Delaware Wild Lands Completes 12-acre Wetlands Restoration Project
ODESSA, Del.- Delaware Wild Lands on Wednesday announced completion of another – and its most recent – wetlands restoration and expansion project, a 12-acre site at Milford Neck in eastern Kent County.
DWL owns and actively manages 3,500 acres of the Milford Neck Conservation Area. Completed in partnership with Ducks Unlimited, GreenWatch Institute, and other private partners, this project is known as “Deadwoods” because of the negative impact of saltwater on a distinctive stand of old trees there.
According to Delaware Wild Lands spokesperson Wendy Scott, upland coastal forests and agricultural lands like these are increasingly vulnerable to increased salinity and sea level rise, and Milford Neck is one of Delaware’s largest remaining undeveloped areas of this important ecosystem. Scott said the particular type of wetlands at the Deadwoods site are also known to be in decline nationally, making this project a priority at the local, state, and national levels.
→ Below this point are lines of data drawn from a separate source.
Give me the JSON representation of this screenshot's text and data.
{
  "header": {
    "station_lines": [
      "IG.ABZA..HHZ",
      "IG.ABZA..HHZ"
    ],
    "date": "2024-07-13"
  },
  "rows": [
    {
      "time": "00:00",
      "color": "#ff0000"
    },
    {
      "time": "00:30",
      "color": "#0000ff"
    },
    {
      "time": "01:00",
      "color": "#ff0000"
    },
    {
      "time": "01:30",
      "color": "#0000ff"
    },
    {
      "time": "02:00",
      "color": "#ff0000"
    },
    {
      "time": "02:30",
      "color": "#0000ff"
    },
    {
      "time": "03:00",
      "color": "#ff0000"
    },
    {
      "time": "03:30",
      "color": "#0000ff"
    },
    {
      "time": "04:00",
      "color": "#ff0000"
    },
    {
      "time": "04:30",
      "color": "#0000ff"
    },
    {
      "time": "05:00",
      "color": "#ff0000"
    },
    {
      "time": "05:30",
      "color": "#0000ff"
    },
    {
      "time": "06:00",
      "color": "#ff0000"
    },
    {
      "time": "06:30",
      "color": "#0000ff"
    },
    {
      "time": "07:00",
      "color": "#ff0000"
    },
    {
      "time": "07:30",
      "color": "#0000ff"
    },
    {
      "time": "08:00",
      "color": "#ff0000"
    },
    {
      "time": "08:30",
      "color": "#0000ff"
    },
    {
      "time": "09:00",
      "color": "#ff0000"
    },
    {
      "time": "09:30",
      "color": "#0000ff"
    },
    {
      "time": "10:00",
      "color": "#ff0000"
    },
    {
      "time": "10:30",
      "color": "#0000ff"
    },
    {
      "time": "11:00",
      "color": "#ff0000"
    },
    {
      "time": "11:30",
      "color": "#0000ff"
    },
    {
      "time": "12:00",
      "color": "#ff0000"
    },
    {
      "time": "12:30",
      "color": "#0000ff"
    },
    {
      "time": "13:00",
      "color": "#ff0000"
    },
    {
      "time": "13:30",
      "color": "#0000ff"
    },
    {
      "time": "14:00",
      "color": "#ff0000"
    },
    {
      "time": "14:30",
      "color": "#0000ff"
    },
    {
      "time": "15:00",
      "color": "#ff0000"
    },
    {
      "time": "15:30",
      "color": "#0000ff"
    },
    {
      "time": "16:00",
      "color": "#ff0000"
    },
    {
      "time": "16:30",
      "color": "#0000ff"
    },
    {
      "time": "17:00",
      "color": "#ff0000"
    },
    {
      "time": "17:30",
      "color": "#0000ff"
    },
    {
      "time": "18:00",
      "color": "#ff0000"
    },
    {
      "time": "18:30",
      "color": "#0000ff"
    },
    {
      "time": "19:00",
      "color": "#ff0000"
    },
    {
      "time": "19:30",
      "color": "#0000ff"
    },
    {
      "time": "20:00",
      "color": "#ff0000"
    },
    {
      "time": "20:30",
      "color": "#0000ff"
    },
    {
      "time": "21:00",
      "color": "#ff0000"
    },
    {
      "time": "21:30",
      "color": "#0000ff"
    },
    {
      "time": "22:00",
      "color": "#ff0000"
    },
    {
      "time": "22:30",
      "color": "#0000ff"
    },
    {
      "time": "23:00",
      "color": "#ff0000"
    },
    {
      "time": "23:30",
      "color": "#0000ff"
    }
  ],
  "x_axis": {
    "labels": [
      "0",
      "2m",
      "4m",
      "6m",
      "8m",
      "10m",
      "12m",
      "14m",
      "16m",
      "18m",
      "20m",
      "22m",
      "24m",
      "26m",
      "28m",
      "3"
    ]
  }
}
Located in the Murderkill watershed, the Deadwoods project site was designed to restore and expand historic freshwater wetlands and make the site more resilient to future saltwater intrusion without increasing land disturbance or maintenance costs, Scott said. Installation of an earthen berm and water control structure are already helping low-production agricultural lands revert to productive wetlands and will help minimize future saltwater intrusion into the site.
Scott noted the benefits of the Deadwoods wetlands restoration project include:
- Improved freshwater wetlands for waterfowl at an important Atlantic Coast migratory stopover point.
- Improved water quality in the Murderkill River, the Delaware Estuary and the Delaware Bay.
- Enhanced habitat area for food and rest required by migratory birds, resident birds, and other wildlife.
- Protection of upland coastal forests and agricultural fields from salinity caused by storm surges and sea level rise.
Restoration of the Deadwoods site was made possible by support from DU, GreenWatch Institute, and private donations.